CREDOS: Open heart — I

Sharon Salzberg

By paying attention to the present moment, we can begin to appreciate what we already have —- and grasp the key to life. To understand mindfulness, imagine yourself doing something very simple, something that doesn’t arouse a compelling interest — like, say, eating an apple. You probably eat your apple not paying attention to how it smells, how it tastes, or how it feels in your hand. Because of the ways we’re conditioned, we don’t usually notice the quality of our attention. Done this way, eating the apple is not a fulfilling experience.
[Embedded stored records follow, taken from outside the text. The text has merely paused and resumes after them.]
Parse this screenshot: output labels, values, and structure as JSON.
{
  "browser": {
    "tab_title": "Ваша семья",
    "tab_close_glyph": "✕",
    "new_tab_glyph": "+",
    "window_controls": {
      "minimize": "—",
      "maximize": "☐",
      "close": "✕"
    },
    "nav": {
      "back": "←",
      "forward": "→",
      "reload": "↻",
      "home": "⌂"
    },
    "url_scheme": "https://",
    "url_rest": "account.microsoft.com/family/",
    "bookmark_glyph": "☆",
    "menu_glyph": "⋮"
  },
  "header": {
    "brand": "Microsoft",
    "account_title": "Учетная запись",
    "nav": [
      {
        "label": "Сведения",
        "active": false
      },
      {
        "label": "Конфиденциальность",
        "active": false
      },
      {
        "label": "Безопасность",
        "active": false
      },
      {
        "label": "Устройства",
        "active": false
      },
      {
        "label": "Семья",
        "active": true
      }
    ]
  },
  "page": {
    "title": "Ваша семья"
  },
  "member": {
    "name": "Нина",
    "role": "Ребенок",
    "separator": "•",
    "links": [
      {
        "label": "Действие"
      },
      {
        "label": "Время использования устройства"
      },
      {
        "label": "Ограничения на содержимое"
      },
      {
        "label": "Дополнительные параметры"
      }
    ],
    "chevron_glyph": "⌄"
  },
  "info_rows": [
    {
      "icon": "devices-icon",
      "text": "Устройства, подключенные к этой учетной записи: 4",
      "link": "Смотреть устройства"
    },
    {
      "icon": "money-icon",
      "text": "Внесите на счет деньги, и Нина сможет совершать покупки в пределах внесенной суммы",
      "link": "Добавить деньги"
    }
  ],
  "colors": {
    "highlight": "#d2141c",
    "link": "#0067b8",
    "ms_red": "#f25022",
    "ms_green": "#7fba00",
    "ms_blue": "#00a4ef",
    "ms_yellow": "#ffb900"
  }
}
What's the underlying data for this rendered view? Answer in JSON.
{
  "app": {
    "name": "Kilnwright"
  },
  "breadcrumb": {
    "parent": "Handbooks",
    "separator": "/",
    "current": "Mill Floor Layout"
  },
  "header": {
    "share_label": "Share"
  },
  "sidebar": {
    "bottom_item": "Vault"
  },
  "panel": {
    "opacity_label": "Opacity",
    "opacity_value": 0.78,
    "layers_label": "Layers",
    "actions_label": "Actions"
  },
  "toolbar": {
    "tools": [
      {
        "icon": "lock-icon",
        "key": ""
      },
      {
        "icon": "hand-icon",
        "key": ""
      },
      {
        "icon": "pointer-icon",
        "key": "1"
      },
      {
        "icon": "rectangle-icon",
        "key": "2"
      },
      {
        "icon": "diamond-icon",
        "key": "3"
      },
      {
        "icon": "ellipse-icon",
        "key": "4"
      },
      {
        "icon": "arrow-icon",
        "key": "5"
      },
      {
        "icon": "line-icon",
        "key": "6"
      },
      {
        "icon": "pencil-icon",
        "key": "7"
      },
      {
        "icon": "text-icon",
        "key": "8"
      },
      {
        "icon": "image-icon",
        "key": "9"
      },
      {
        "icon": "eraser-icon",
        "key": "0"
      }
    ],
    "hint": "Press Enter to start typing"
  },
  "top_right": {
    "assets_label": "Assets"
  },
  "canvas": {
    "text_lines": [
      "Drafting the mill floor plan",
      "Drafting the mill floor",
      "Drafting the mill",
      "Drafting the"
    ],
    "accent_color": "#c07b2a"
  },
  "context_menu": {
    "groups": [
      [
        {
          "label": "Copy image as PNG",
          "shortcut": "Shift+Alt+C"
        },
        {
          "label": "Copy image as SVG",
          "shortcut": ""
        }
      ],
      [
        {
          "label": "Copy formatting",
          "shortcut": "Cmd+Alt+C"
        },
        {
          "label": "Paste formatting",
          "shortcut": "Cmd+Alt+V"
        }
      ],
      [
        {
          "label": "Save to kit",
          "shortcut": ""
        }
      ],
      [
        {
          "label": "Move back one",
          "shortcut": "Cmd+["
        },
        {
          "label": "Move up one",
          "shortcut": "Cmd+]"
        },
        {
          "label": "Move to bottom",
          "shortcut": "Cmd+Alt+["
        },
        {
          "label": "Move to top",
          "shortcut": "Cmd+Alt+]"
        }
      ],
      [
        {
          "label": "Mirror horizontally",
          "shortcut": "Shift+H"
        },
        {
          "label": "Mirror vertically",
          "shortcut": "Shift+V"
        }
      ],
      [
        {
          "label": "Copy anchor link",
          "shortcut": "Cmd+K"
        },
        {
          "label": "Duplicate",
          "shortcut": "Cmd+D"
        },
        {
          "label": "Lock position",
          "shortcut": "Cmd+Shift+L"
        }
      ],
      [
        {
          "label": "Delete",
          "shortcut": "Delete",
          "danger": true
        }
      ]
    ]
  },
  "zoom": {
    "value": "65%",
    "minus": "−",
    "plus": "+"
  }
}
So you blame the apple. You might think, if only I had a banana, I’d be happy. So you get a banana, but eat it the same way, and still there’s no fulfilment. And then you think, if only I had a mango — and go to great difficulty getting a mango. But it’s the same thing again. We don’t pay attention to what we have or what we’re doing. As a result, we seek more intensity of stimulation to try to rectify what seems unfulfilling. Mindfulness is the quality of fullness of attention, immediacy, non-distraction. In that sense, it is the key to life.

Robert Frost wrote that life is an interminable chain of longing. Buddha said that those who are heedless or mindless are as if dead already. Mindfulness is the quality of fullness of attention, immediacy, and non-distraction. In that sense, it is the key to life. Another component of mindfulness is what we call “spaciousness,” the quality that allows us to observe without reacting.